Small-scale miners in Africa dig deep

12 August 2002
MINING is not an occupation associated with women. In an industry dominated by men, particularly those who own the "Big Six" in South Africa (Anglo American/De Beers, Gencor/Billiton, Goldfields, JCI, Anglovaal and Rand Mines), women have only recently become miners in South Africa, mainly through small-and medium-scale operations.

In other areas of Africa small-scale mining has proliferated, pock-marking the land and forming holes that fill with water and silt, rendering it unsuitable for cultivation and unsafe for people and cattle.

It was an environmental company attached to mining projects in east, west and southern Africa that stimulated Damien Terlien's interest in small-scale mining. When she resumed her studies at UCT her Master's thesis concentrated on the sustainability of small-scale diamond mining. It is an unusual topic for an anthropologist. Her co-supervisors are Dr Neil Dewar from EGS, and Dr Duncan Miller, an archaeologist who runs the archaeology materials laboratory (one of only two in the world that handle African material). Miller is an expert in the prehistoric indigenous metals.

In many areas of Africa subsistence farmers have turned to small-scale mining in times of drought or during times when the land lies fallow. It is an important means of economic survival. Indeed, Terlien believes small scale mining is one way of creating job opportunities locally and providing a living to the unemployed, pensioners and those on income grants, especially those in rural areas.

"The mining sector provides an important source of income and the small to medium-scale sectors should be encouraged to mine on an environmentally sound basis," she says. Small-scale mining is also a means of sustaining mining activity in (areas consisting of small concentrated mineral pockets that are uneconomical for large-scale operations). However, while small-scale or subsistence mining can be a boon to economies like South Africa's there can be significant environmental costs. "In some areas of Africa, huge quantities of mercury are used to extract gold from ore, eventually infiltrating rivers, floodplains, lakes and dams," Terlien points out. "Sludge from washed ore silts up river systems, with dire consequences for subsistence fishermen and the environment."

South Africa has been more fortunate in this regard. Modern mining is only 150 years old. "Due to our political past artisanal or small-scale mining was not a great option," Terlien explains. Privately-owned mining conglomerates account for two-thirds of the country's mineral wealth (one third is vested in the State). This is changing. The Government is moving towards accommodating small mining companies to benefit previously excluded people. The long-awaited White Paper on Minerals and Mining Policy was released in 1998. Its main thrust was the proposed change in ownership of mineral rights. It also resulted in more stringent mining measures.

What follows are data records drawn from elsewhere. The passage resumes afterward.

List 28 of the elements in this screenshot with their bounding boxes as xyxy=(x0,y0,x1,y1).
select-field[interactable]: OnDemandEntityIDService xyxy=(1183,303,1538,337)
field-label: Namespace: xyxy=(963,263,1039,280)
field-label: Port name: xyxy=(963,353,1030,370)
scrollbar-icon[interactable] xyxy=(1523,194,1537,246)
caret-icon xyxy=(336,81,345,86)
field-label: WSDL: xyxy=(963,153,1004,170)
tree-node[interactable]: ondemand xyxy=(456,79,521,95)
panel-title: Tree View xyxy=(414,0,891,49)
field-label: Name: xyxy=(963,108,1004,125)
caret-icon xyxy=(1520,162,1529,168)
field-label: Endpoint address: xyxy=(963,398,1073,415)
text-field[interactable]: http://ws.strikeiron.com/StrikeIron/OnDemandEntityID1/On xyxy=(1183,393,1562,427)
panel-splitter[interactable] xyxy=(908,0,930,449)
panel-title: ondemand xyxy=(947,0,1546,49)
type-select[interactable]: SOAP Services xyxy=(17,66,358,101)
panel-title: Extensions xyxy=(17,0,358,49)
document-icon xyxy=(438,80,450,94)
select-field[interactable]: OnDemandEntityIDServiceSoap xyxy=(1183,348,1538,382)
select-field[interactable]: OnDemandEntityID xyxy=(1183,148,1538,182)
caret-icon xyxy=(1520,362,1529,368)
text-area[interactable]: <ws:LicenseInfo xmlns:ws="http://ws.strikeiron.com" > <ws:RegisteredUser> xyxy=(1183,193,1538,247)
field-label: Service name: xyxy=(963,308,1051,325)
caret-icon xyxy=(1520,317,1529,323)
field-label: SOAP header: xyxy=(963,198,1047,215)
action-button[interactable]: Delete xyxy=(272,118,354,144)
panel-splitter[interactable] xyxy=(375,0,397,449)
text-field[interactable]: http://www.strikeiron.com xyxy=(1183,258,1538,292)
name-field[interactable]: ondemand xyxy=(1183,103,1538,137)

One of Terlien's reports, co-authored by Miller, resulted from a study of small-scale diamond mining near Barkly West near Kimberley, including the Gong Gong and Longlands. Her research cites an unemployment rate of 35%, with 26% of the households earning less than R500 a month. According to Terlien, the majority of small-scale diamond miners in the Northern Cape are pensioners who use their small pensions for start-up costs. It still takes a substantial sum to get going. "A small-scale miner needs around R24 000 and a medium-scale miner R10-million before mining can commence." And then there are the rehabilitation fees. Small-and medium-scale miners are required to put up R500 to R5 000 or R50 000 rehabilitation guarantees, respectively.

The problems Terlien discusses in her paper are common to other small-scale mining enterprises. "Limited communication between Government departments and these miners has led to a number of confusing misconceptions regarding mining regulations. There is a real need for field-based officers to enforce greater control of mining activities and the rehabilitation of sites."

In addition there is inadequate recording of claim applications and claim localities. "There is also an urgent need for financial institutions that provide loans. And if the Department of Minerals and Energy could obtain geological information on the mineral potential, currently mined areas could be assessed and future claims identified. This would increase the mineral recovery potential and upgrade the socio-economic situation of currently impoverished communities."